Clara had never realised that such a grand but miserable place existed beneath the streets of her home. She supposed she should have felt astonished and repulsed in equal measures as she traipsed through this dank and slimy world. But the truth was, she felt nothing for her environment. Her mind could focus only on her simmering anger, which her every thought seemed to fuel. Not even her medicine could abate the heat inside her.
She stared at the two skeletons lying on the walkway beside the river. Stripped of flesh, the white bones were charred and blackened.
‘Do you think one of them is Samuel?’ she asked; her voice was neutral.
‘Perhaps,’ Van Bam replied.
The ex-Resident crouched at the edge of the walkway, facing down into the river. The ruins of two golems lay in the shallow water, raw sewage flowing around them. Atop one pile of grey and broken stone sat an empty terracotta jar.
‘That’s three of them,’ Clara said. ‘Well – three that we know of. How many more friends do you think Fabian Moor has?’

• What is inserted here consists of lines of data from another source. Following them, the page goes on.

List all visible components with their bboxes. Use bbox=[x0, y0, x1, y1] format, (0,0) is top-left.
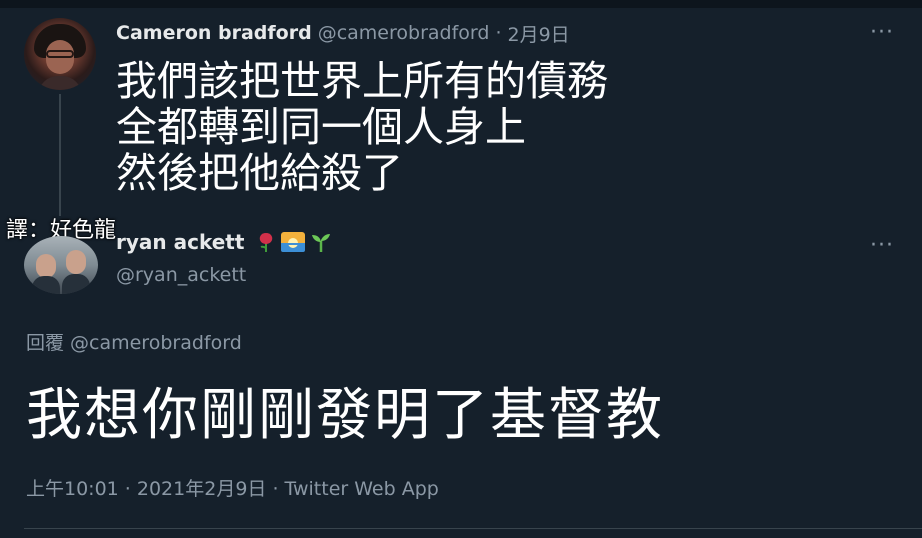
divider bbox=[24, 528, 922, 529]
tweet1-header: Cameron bradford @camerobradford · 2月9日 bbox=[116, 20, 570, 46]
tweet1-text-line: 全都轉到同一個人身上 bbox=[116, 103, 526, 151]
avatar-person-face bbox=[36, 254, 56, 278]
avatar-cameron[interactable] bbox=[24, 18, 96, 90]
tweet1-text-line: 然後把他給殺了 bbox=[116, 149, 403, 197]
reply-label: 回覆 bbox=[26, 332, 65, 354]
tweet2-text: 我想你剛剛發明了基督教 bbox=[26, 383, 664, 448]
avatar-shirt bbox=[38, 76, 82, 90]
sunrise-icon bbox=[281, 232, 306, 252]
avatar-person-body bbox=[62, 274, 90, 294]
tweet2-timestamp-source[interactable]: 上午10:01 · 2021年2月9日 · Twitter Web App bbox=[26, 474, 439, 501]
reply-mention-link[interactable]: @camerobradford bbox=[70, 332, 242, 354]
avatar-person-body bbox=[32, 276, 60, 294]
rose-icon bbox=[260, 233, 273, 252]
tweet2-author-name[interactable]: ryan ackett bbox=[116, 230, 244, 254]
tweet1-author-name[interactable]: Cameron bradford bbox=[116, 22, 312, 44]
tweet1-date[interactable]: 2月9日 bbox=[507, 20, 569, 47]
tweet2-more-options-icon[interactable]: ··· bbox=[870, 233, 894, 258]
tweet1-separator: · bbox=[495, 22, 502, 44]
avatar-ryan[interactable] bbox=[24, 236, 98, 294]
tweet1-text: 我們該把世界上所有的債務 全都轉到同一個人身上 然後把他給殺了 bbox=[116, 58, 716, 196]
top-edge bbox=[0, 0, 922, 8]
tweet1-text-line: 我們該把世界上所有的債務 bbox=[116, 57, 608, 105]
avatar-person-face bbox=[66, 250, 86, 274]
seedling-icon bbox=[312, 234, 331, 252]
thread-connector-line bbox=[59, 94, 61, 216]
avatar-glasses bbox=[46, 50, 74, 58]
tweet2-author-handle[interactable]: @ryan_ackett bbox=[116, 264, 246, 286]
tweet2-name-emojis bbox=[256, 230, 332, 254]
tweet1-author-handle[interactable]: @camerobradford bbox=[318, 22, 490, 44]
reply-context: 回覆 @camerobradford bbox=[26, 328, 242, 355]
tweet2-author-name-row: ryan ackett bbox=[116, 230, 332, 254]
tweet1-more-options-icon[interactable]: ··· bbox=[870, 20, 894, 45]
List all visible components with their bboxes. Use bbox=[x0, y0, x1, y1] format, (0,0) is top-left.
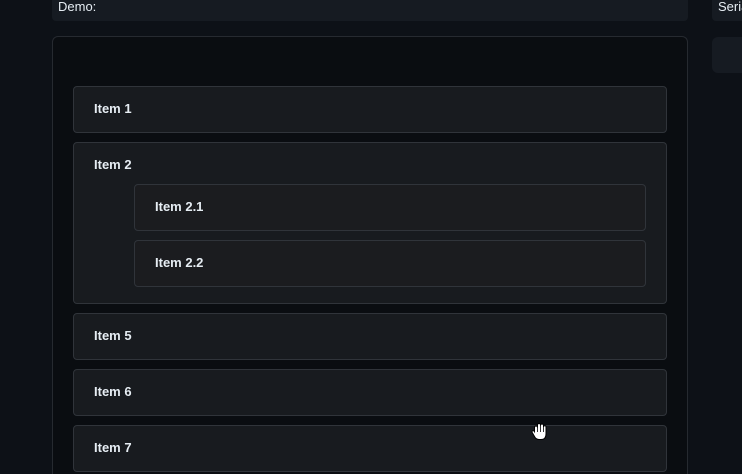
grab-hand-cursor-icon bbox=[531, 422, 547, 440]
list-item-5[interactable]: Item 5 bbox=[73, 313, 667, 360]
demo-header-label: Demo: bbox=[58, 0, 97, 14]
list-item-2-1[interactable]: Item 2.1 bbox=[134, 184, 646, 231]
list-item-label: Item 7 bbox=[94, 440, 132, 455]
list-item-label: Item 6 bbox=[94, 384, 132, 399]
serialized-header: Seria bbox=[712, 0, 742, 21]
list-item-2-2[interactable]: Item 2.2 bbox=[134, 240, 646, 287]
list-item-1[interactable]: Item 1 bbox=[73, 86, 667, 133]
list-item-label: Item 5 bbox=[94, 328, 132, 343]
list-item-6[interactable]: Item 6 bbox=[73, 369, 667, 416]
list-item-label: Item 1 bbox=[94, 101, 132, 116]
list-item-label: Item 2.1 bbox=[155, 199, 204, 214]
demo-header: Demo: bbox=[52, 0, 688, 21]
app-window: Demo: Seria Item 1 Item 2 Item 2.1 Item … bbox=[0, 0, 742, 474]
list-item-label: Item 2.2 bbox=[155, 255, 204, 270]
list-item-label: Item 2 bbox=[94, 157, 132, 172]
list-item-7[interactable]: Item 7 bbox=[73, 425, 667, 472]
serialized-header-label: Seria bbox=[718, 0, 742, 14]
serialized-output-panel bbox=[712, 37, 742, 73]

Van Bam didn’t reply and continued to gaze at the golems as though lost in contemplation. But Clara knew that he was feeling lost; that he had run out of ideas and hopelessness had entered his soul. She could smell it on him, and the scent disgusted her more than that of the sewers.
It had been the sound of Samuel’s fire-bullet that brought them to this area. The soft thunder of the impact had been quickly followed by a low roar that seemed to rock the stiff atmosphere and suck the moisture from the air. Van Bam said it was the sound of a fireball. Had Samuel died in the blast he had created? Did one of the blackened skeletons belong to the old bounty hunter? But a fireball wouldn’t strip flesh from bone so completely. These skeletons must have been the food source the new Genii had devoured to reanimate itself once released from the terracotta jar.